Really enjoyed this book on Edward VII, king of of Great Britain from 1901-1910. Ridley plays up the positive achievements to Edward’s reign, contrasting them to his dissolute behavior before he became king. Not that he wasn’t a rake, but he does appear to have fathered fewer bastards than most previous historians - or at least gossip - credited him with. More specifically, she tied the change to the period to the death of his eldest son Eddy in 1891, ten years before he became king.
Bertie (as she insists on calling him, since that’s what his family called him) had little to do but be dissolute given the way his mother Victoria treated him, holding him responsible for his father Prince Albert’s death, and refusing to allow him any official role while she was alive, convincing herself that he was indiscreet.
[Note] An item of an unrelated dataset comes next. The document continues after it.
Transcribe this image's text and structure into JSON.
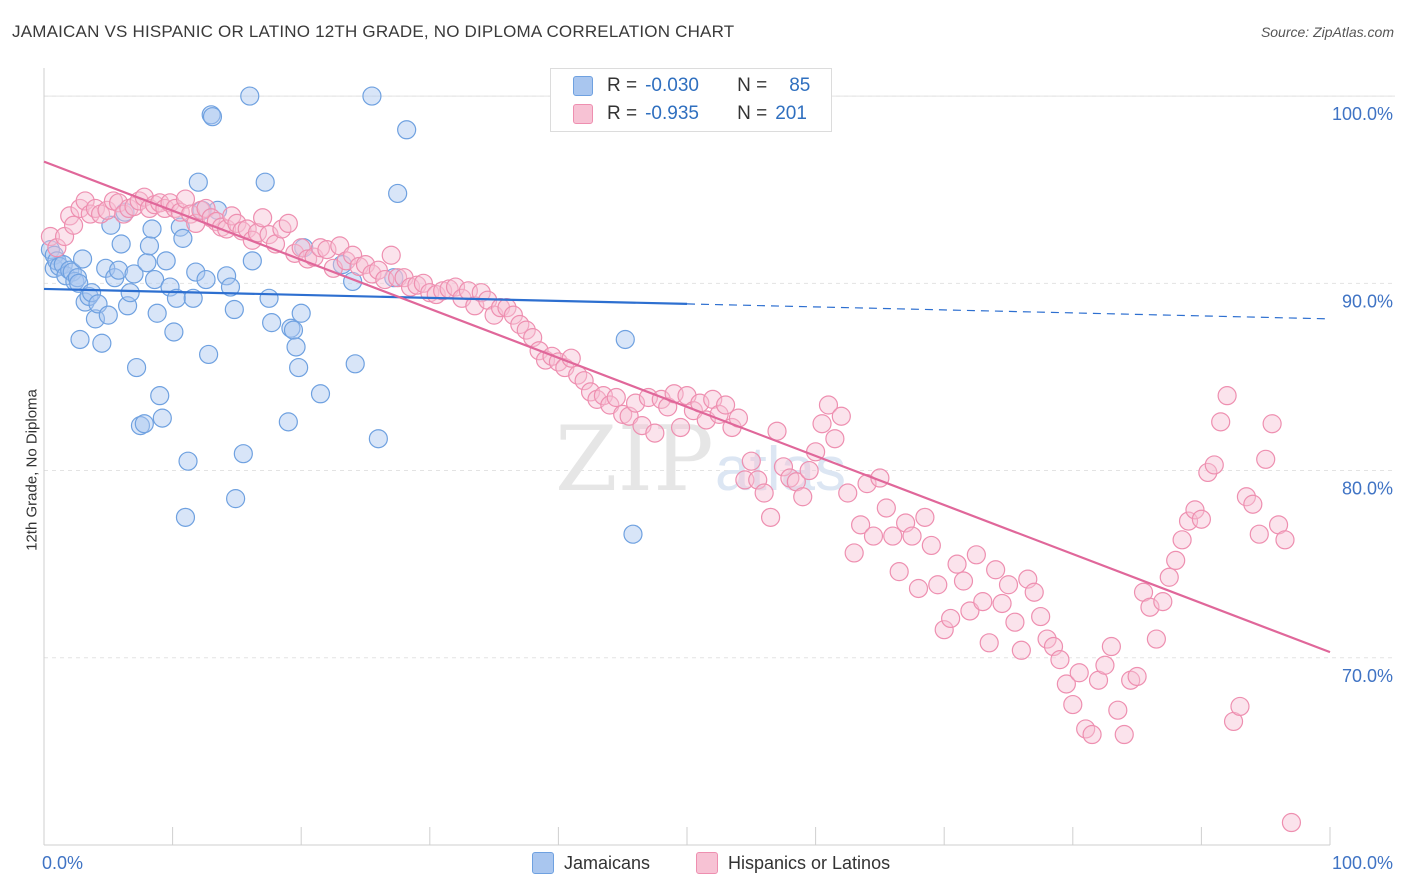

That’s not actually true - she essentially forced the public role of the monarchy on him after she retired from public life following Albert’s death, and yet would not allow him any role, or even information on the nation’s affairs.
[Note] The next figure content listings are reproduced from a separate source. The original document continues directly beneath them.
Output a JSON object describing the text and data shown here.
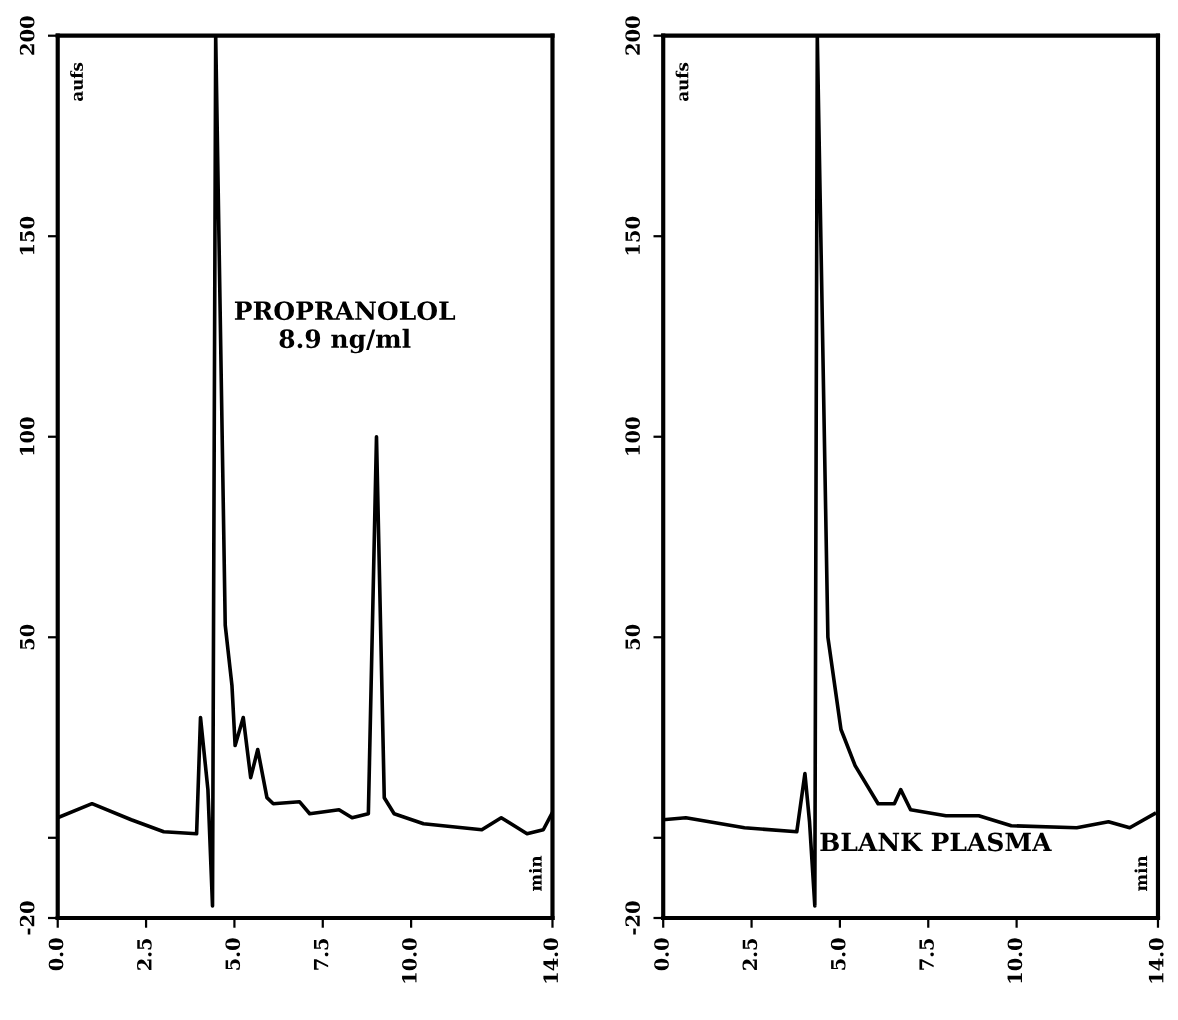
{
  "chart_data": [
    {
      "type": "line",
      "ylabel": "aufs",
      "xlim": [
        0,
        14
      ],
      "ylim": [
        -20,
        200
      ],
      "xticks": [
        {
          "value": 0,
          "label": "0.0"
        },
        {
          "value": 2.5,
          "label": "2.5"
        },
        {
          "value": 5,
          "label": "5.0"
        },
        {
          "value": 7.5,
          "label": "7.5"
        },
        {
          "value": 10,
          "label": "10.0"
        },
        {
          "value": 14,
          "label": "14.0"
        }
      ],
      "yticks": [
        {
          "value": -20,
          "label": "-20"
        },
        {
          "value": 0,
          "label": null
        },
        {
          "value": 50,
          "label": "50"
        },
        {
          "value": 100,
          "label": "100"
        },
        {
          "value": 150,
          "label": "150"
        },
        {
          "value": 200,
          "label": "200"
        }
      ],
      "grid": false,
      "legend": false,
      "annotations": [
        "PROPRANOLOL\n8.9 ng/ml",
        "min"
      ],
      "series": [
        {
          "color": "#000000",
          "x": [
            0.0,
            0.97,
            2.08,
            3.0,
            3.93,
            4.04,
            4.25,
            4.38,
            4.47,
            4.74,
            4.93,
            5.02,
            5.25,
            5.46,
            5.66,
            5.92,
            6.1,
            6.84,
            7.13,
            7.96,
            8.33,
            8.79,
            9.02,
            9.24,
            9.52,
            10.35,
            12.0,
            12.55,
            13.28,
            13.74,
            13.98
          ],
          "values": [
            5,
            8.5,
            4.5,
            1.5,
            1,
            30,
            12,
            -17,
            200,
            53,
            38,
            23,
            30,
            15,
            22,
            10,
            8.5,
            9,
            6,
            7,
            5,
            6,
            100,
            10,
            6,
            3.5,
            2,
            5,
            1,
            2,
            6
          ]
        }
      ]
    },
    {
      "type": "line",
      "ylabel": "aufs",
      "xlim": [
        0,
        14
      ],
      "ylim": [
        -20,
        200
      ],
      "xticks": [
        {
          "value": 0,
          "label": "0.0"
        },
        {
          "value": 2.5,
          "label": "2.5"
        },
        {
          "value": 5,
          "label": "5.0"
        },
        {
          "value": 7.5,
          "label": "7.5"
        },
        {
          "value": 10,
          "label": "10.0"
        },
        {
          "value": 14,
          "label": "14.0"
        }
      ],
      "yticks": [
        {
          "value": -20,
          "label": "-20"
        },
        {
          "value": 0,
          "label": null
        },
        {
          "value": 50,
          "label": "50"
        },
        {
          "value": 100,
          "label": "100"
        },
        {
          "value": 150,
          "label": "150"
        },
        {
          "value": 200,
          "label": "200"
        }
      ],
      "grid": false,
      "legend": false,
      "annotations": [
        "BLANK PLASMA",
        "min"
      ],
      "series": [
        {
          "color": "#000000",
          "x": [
            0,
            0.64,
            2.3,
            3.78,
            4.01,
            4.14,
            4.29,
            4.36,
            4.66,
            5.03,
            5.12,
            5.43,
            6.08,
            6.54,
            6.72,
            7.0,
            8.0,
            8.93,
            9.85,
            11.7,
            12.6,
            13.2,
            13.9
          ],
          "values": [
            4.5,
            5,
            2.5,
            1.5,
            16,
            4,
            -17,
            200,
            50,
            27,
            25,
            18,
            8.5,
            8.5,
            12,
            7,
            5.5,
            5.5,
            3,
            2.5,
            4,
            2.5,
            6
          ]
        }
      ]
    }
  ]
}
Oddly, this treatment did not result in a public break between Victoria and her heir, causing opposition to coalesce around the heir, as was standard practice between monarch and heir in previous reigns. And in the end it didn’t affect Bertie’s performance as monarch in his own right, where he was the first true constitutional monarch, avoiding involvement in party politics, but acting as a valuable ambassador for British foreign policy in the years leading up to the First World War. He could not stop the war - at the time of his death during a constitutional crisis involving the House of Lords he saw the war as inevitable, and given the personality of the kaiser (Bertie’s nephew) it’s hard to disagree with that pessimistic opinion. But in an effort that completely contradicted his pre-reign playboy personality, and would have made his father Prince Albert proud, he literally worked himself to death trying to prevent it, consistently appearing to be the adult in the room in dealing with his ministers. I have not yet read a biography of his heir, King George V, who succeeded as Bertie’s heir when his older brother Eddy died., but while he seems to have been an improvement on his brother, he doesn’t appear to have been as sure-handed as king, at least initially. Of course that might be the author’s obvious affection for her subject, and possibly gratification at being able to present him as a distinct improvement on his mother after his accession, but the signs are that his long years in the London social scene prepared him better for the role of king than his son.
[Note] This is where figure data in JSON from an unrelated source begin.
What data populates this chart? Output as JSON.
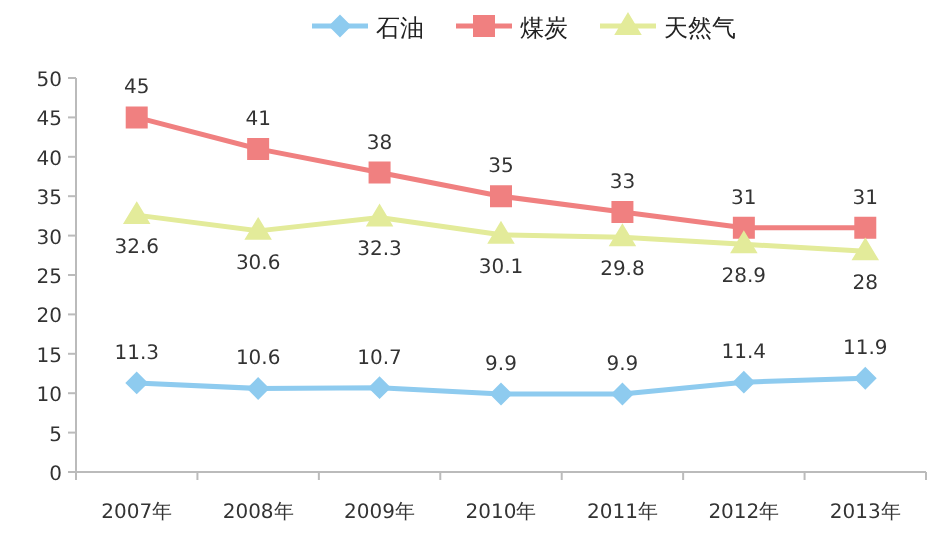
{
  "chart_data": {
    "type": "line",
    "categories": [
      "2007年",
      "2008年",
      "2009年",
      "2010年",
      "2011年",
      "2012年",
      "2013年"
    ],
    "series": [
      {
        "name": "石油",
        "color": "#8ecbef",
        "marker": "diamond",
        "values": [
          11.3,
          10.6,
          10.7,
          9.9,
          9.9,
          11.4,
          11.9
        ]
      },
      {
        "name": "煤炭",
        "color": "#f08080",
        "marker": "square",
        "values": [
          45,
          41,
          38,
          35,
          33,
          31,
          31
        ]
      },
      {
        "name": "天然气",
        "color": "#e3eb9a",
        "marker": "triangle",
        "values": [
          32.6,
          30.6,
          32.3,
          30.1,
          29.8,
          28.9,
          28
        ]
      }
    ],
    "ylim": [
      0,
      50
    ],
    "yticks": [
      0,
      5,
      10,
      15,
      20,
      25,
      30,
      35,
      40,
      45,
      50
    ],
    "data_labels": true,
    "legend": "top",
    "grid": false
  }
}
In the end, it was a good book, and if the lack of supporting material on some of the less proper aspects of Bertie’s life pre-reign was a disappointment (much of the material was deliberately destroyed after his death by archivists or others) enough escaped the flames that a full range of Bertie’s behavior is on record - even if we can’t quantify it from the record. We even have a picture of the chair he had built for sex when in Paris - even if we’re not entirely sure what (or who) went where.